= Unholy Kingdom: Religion, Corruption and Violence in Saudi Arabia =

Unholy Kingdom: Religion, Corruption and Violence in Saudi Arabia is a 2025 book on Saudi Arabia by Malise Ruthven. It was published by Verso Books in 2025.

==Reception==
It was chosen by Jonathan Benthall as one of his 'Books of the Year' in the Times Literary Supplement. He described it as an "unblushing polemic" which treats the murder of Jamal Khashoggi as "representative of the Saudi kingdom's recent policies rather than, as their defenders claim, a regrettable aberration". Colin Thubron felt the book was a "shocking exposé of ruthlessness and folly" with the book offering a "timely study of Saudi Arabia in its historical context and biting insight into its politics".

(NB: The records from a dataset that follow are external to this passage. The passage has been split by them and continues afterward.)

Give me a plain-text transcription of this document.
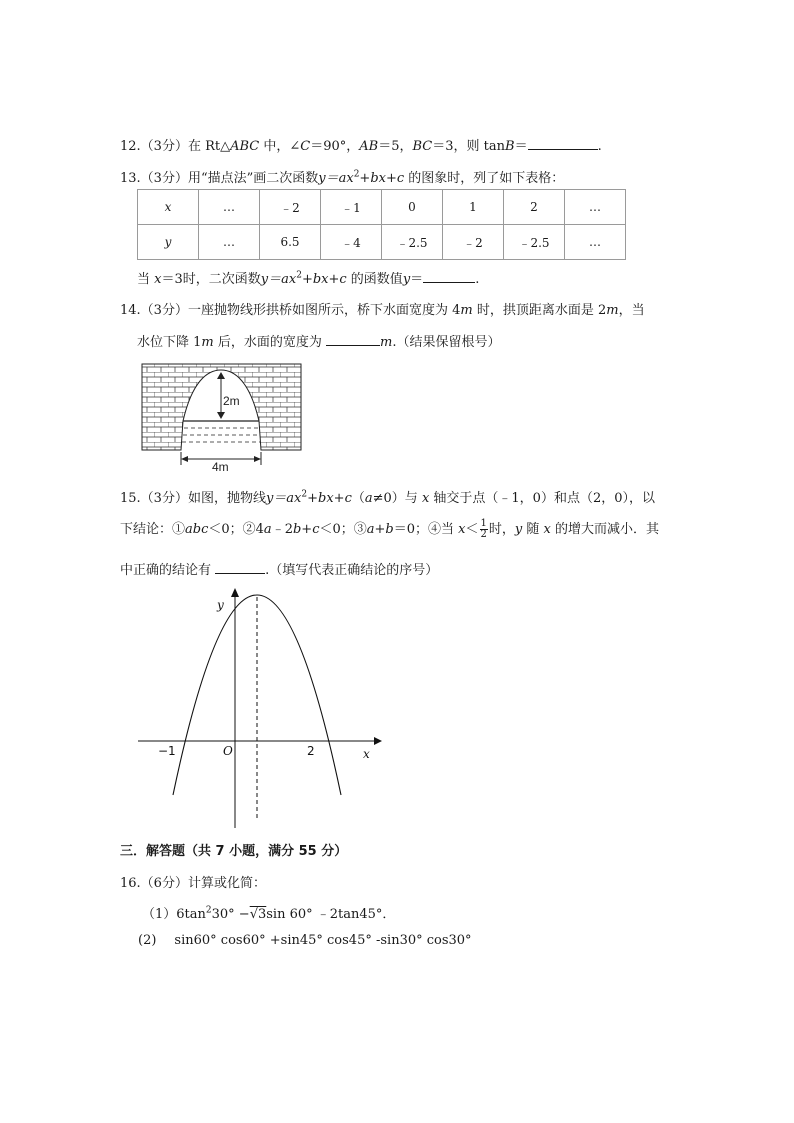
12.（3分）在 Rt△ABC 中，∠C＝90°，AB＝5，BC＝3，则 tanB＝	.
13.（3分）用“描点法”画二次函数$y=ax^2+bx+c$ 的图象时，列了如下表格：
x	…	﹣2	﹣1	0	1	2	…
y	…	6.5	﹣4	﹣2.5	﹣2	﹣2.5	…
当 x＝3时，二次函数$y=ax^2+bx+c$ 的函数值y＝	.
14.（3分）一座抛物线形拱桥如图所示，桥下水面宽度为 4m 时，拱顶距离水面是 2m，当
水位下降 1m 后，水面的宽度为	m.（结果保留根号）
2m
4m
15.（3分）如图，抛物线$y=ax^2+bx+c(a\ne 0)$与 x 轴交于点（﹣1，0）和点（2，0），以
下结论：①abc＜0；②4a﹣2b+c＜0；③a+b＝0；④当 $x< \frac{1}{2}$ 时，y 随 x 的增大而减小．其
中正确的结论有	.（填写代表正确结论的序号）
y
x
O
−1	2
三．解答题（共 7 小题，满分 55 分）
16.（6分）计算或化简：
$(1)6\tan^230^\circ -√3\sin$ 60° ﹣2tan45°．
(2) sin60° cos60° +sin45° cos45° -sin30° cos30°
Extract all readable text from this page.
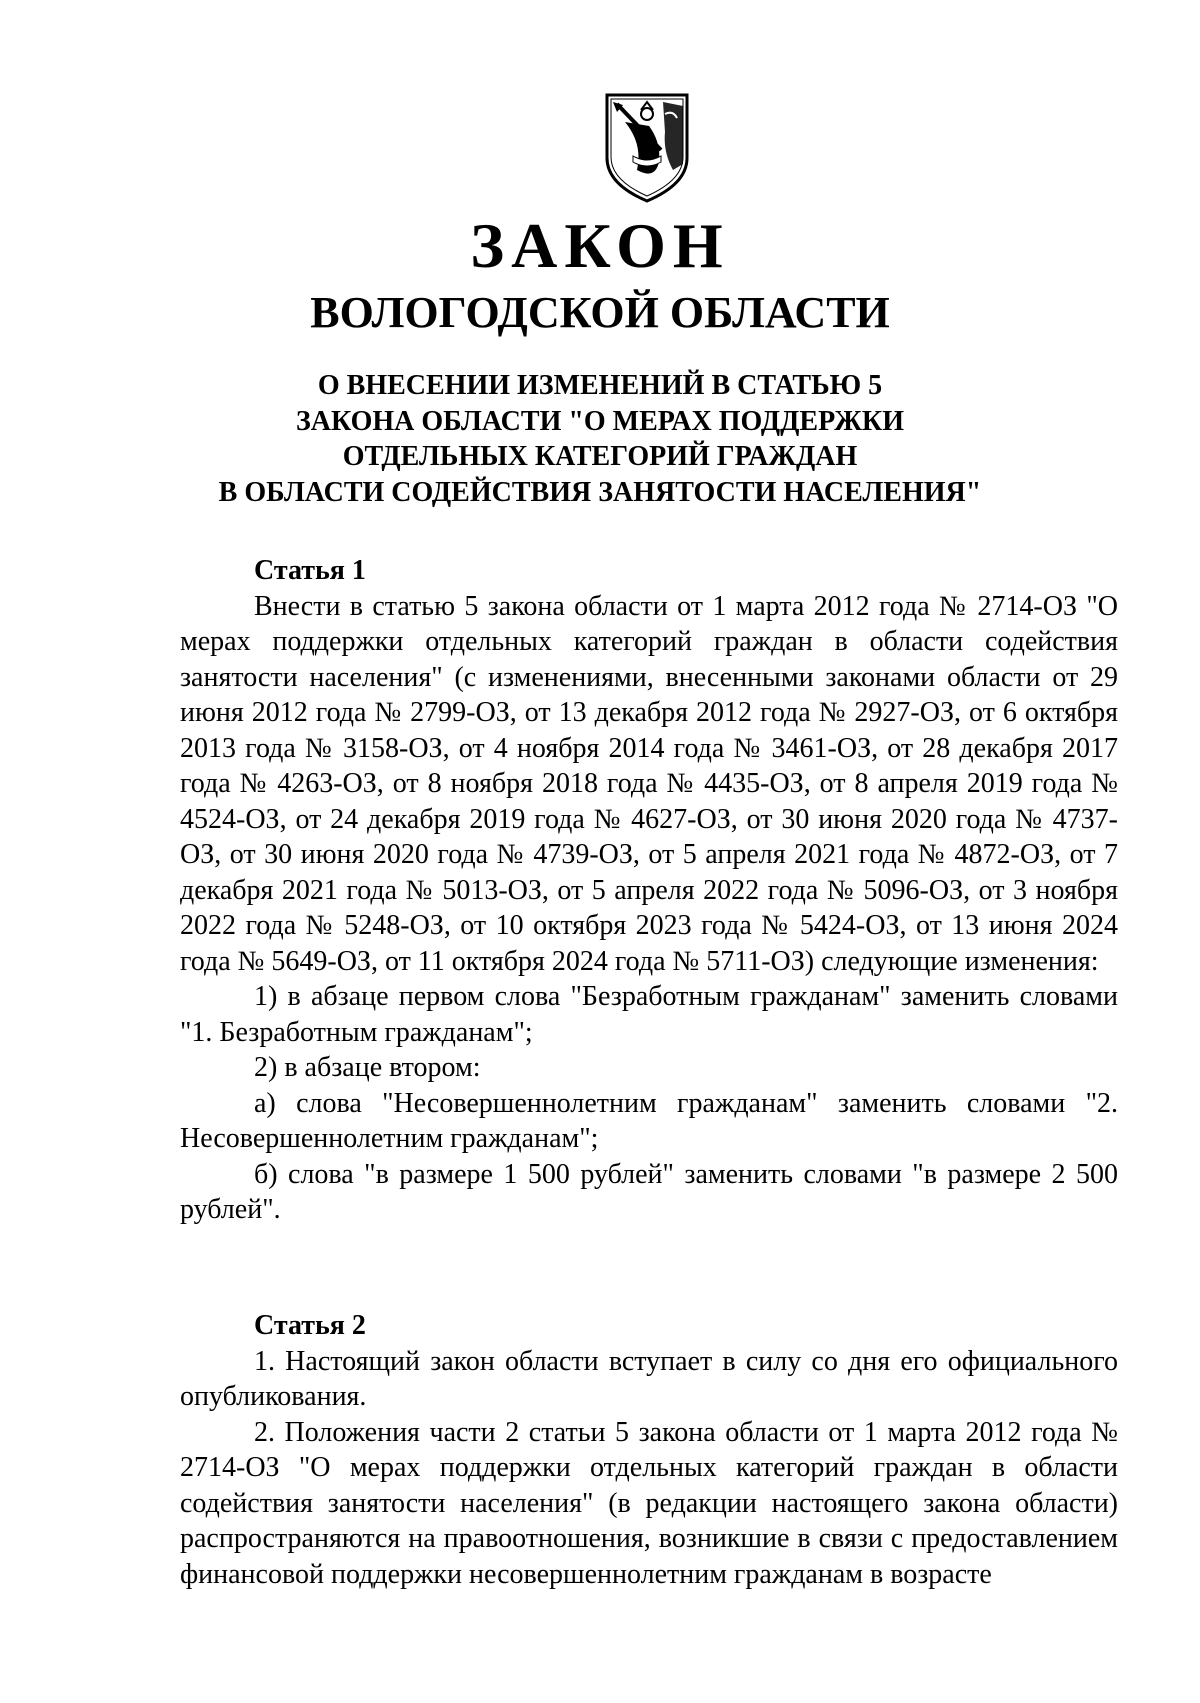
ЗАКОН
ВОЛОГОДСКОЙ ОБЛАСТИ
О ВНЕСЕНИИ ИЗМЕНЕНИЙ В СТАТЬЮ 5
ЗАКОНА ОБЛАСТИ "О МЕРАХ ПОДДЕРЖКИ
ОТДЕЛЬНЫХ КАТЕГОРИЙ ГРАЖДАН
В ОБЛАСТИ СОДЕЙСТВИЯ ЗАНЯТОСТИ НАСЕЛЕНИЯ"

Статья 1

Внести в статью 5 закона области от 1 марта 2012 года № 2714-ОЗ "О мерах поддержки отдельных категорий граждан в области содействия занятости населения" (с изменениями, внесенными законами области от 29 июня 2012 года № 2799-ОЗ, от 13 декабря 2012 года № 2927-ОЗ, от 6 октября 2013 года № 3158-ОЗ, от 4 ноября 2014 года № 3461-ОЗ, от 28 декабря 2017 года № 4263-ОЗ, от 8 ноября 2018 года № 4435-ОЗ, от 8 апреля 2019 года № 4524-ОЗ, от 24 декабря 2019 года № 4627-ОЗ, от 30 июня 2020 года № 4737-ОЗ, от 30 июня 2020 года № 4739-ОЗ, от 5 апреля 2021 года № 4872-ОЗ, от 7 декабря 2021 года № 5013-ОЗ, от 5 апреля 2022 года № 5096-ОЗ, от 3 ноября 2022 года № 5248-ОЗ, от 10 октября 2023 года № 5424-ОЗ, от 13 июня 2024 года № 5649-ОЗ, от 11 октября 2024 года № 5711-ОЗ) следующие изменения:

1) в абзаце первом слова "Безработным гражданам" заменить словами "1. Безработным гражданам";

2) в абзаце втором:

а) слова "Несовершеннолетним гражданам" заменить словами "2. Несовершеннолетним гражданам";

б) слова "в размере 1 500 рублей" заменить словами "в размере 2 500 рублей".

Статья 2

1. Настоящий закон области вступает в силу со дня его официального опубликования.

2. Положения части 2 статьи 5 закона области от 1 марта 2012 года № 2714-ОЗ "О мерах поддержки отдельных категорий граждан в области содействия занятости населения" (в редакции настоящего закона области) распространяются на правоотношения, возникшие в связи с предоставлением финансовой поддержки несовершеннолетним гражданам в возрасте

In The Times Justin Marozzi wrote that Ruthven "pulls no punches in an analysis that is relentless, dispassionate and excoriating" and that the book was "an eye-popping and unsettling read". He had particular praise for Ruthven's "meticulous" tracing of the "vast and unruly financial and cultural networks in which international terrorist groups, directly and indirectly, are linked with Saudi dollars and wider patronage". Marozzi also chose Unholy Kingdom as one of his 'Books of the Year' for The Spectator describing it as a "masterful and disturbing dissection of the kingdom".

In The Daily Telegraph Rory McCarthy described the book as a "telling account relies heavily on the work of other scholars to paint a brutish picture of the regime" but was critical of Ruthven's belief that sport might provide a "substitute for religious fervour" as Saudi investment in sport is "intended to buy international influence, ease investor concerns, and, perhaps, generate a greater sense of national identity at home".

It was also reviewed by Jason Burke in the Literary Review and by Thomas Small in The Times Literary Supplement.